When it comes to generating power to recharge our mobile devices while traveling in the backcountry, solar energy seems to be the most popular option. But, solar panels can be wildly inefficient, and there are other ways to create energy while out in the wild that don’t involve the sun. For instance, a new product that has recently launched on Kickstarter harnesses energy that is created by running water instead, giving you what amounts to a portable hydroelectric generator that you can carry in your backpack. 

The Estream is a bullet shaped device measuring 9.7 inches in length and about 2.5 inches in diameter. Along the top it features a small propeller like apparatus that includes three individual wings that serve as props. When not in use, those props can be folded down along the sides of the Estream to make it easier to carry and to protect them from harm. But when deployed and immersed in water, the current will cause those propellers to spin, creating energy through a small turbine engine located inside the product. That energy is then stored in a battery pack housed inside the device as well.
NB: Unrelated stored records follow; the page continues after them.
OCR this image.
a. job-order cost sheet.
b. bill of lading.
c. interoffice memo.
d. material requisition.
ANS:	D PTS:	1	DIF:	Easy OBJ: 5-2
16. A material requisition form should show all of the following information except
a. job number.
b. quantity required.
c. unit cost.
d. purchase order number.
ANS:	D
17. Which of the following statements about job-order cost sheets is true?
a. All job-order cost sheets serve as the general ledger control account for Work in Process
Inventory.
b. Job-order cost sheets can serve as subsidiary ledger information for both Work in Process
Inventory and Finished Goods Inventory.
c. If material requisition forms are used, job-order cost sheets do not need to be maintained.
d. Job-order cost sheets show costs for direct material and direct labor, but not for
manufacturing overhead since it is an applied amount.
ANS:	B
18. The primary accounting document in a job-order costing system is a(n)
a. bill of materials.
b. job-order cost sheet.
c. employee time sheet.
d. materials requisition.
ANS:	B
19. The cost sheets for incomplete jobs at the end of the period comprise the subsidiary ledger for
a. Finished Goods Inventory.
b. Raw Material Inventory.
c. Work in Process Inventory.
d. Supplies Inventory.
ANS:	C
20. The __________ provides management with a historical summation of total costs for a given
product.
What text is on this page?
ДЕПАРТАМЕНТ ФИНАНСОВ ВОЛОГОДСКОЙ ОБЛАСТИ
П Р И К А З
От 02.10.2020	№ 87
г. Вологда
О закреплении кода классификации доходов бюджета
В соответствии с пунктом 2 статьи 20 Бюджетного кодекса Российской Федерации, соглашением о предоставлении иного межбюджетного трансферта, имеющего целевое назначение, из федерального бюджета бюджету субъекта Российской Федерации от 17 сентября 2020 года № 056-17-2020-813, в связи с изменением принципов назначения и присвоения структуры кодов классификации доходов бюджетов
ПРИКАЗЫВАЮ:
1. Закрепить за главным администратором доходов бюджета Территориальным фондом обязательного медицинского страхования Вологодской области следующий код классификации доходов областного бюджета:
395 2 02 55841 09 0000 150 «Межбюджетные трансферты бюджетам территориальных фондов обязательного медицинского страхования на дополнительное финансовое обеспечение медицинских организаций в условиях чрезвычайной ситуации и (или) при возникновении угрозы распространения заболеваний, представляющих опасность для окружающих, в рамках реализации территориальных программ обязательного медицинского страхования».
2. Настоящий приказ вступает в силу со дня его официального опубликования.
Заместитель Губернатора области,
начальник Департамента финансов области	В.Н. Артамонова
The designers of the Estream claim that it takes roughly 4.5 hours in the water to fully charge its 6400-mAh battery. That’s a faster rate than most solar panels are capable of, although the speed can vary depending on a variety of environmental factors. The device comes equipped with a USB port that can then be used to charge most devices, including smartphones, tablets, GoPro cameras, headlamps, and so on. A min-USB port on the Estream can also be used to charge the battery from a standard AC wall outlet before leaving home.

Deploying the Estream seems easy enough based on the instructions provided on the Kickstarter page. You simply bring the lightweight device to a stream or river, unfold the propellers and suspend the device in the water. That is done by attaching it to an included cable using a carabiner. The cable has a secure peg at one end, which is pushed into the ground under the water to hold the device in place as it floats. The water will then start to turn the propeller, lighting a blue LED that indicates the Estream is collecting a charge. That same light dims over time as the battery pack gets full. 


Other than worrying about the device floating away unexpectedly, it seems like a fairly straight forward and easy process. Leaving the Estream in water overnight should allow it to charge while you sleep, and provide plenty of power for your gadgets the following day. When it’s done charging, you simply retrieve it from the water, fold it back up, and go on your way. 

The Estream is expected to begin shipping in January 2017 for $250. Kickstarter backers can get one for $180 if they order in advance. Enomad, the company behind the device hopes to raise $80,000 to get the Estream into production. As of this writing, they are about a third of the way towards that goal with a month to go until the campaign ends.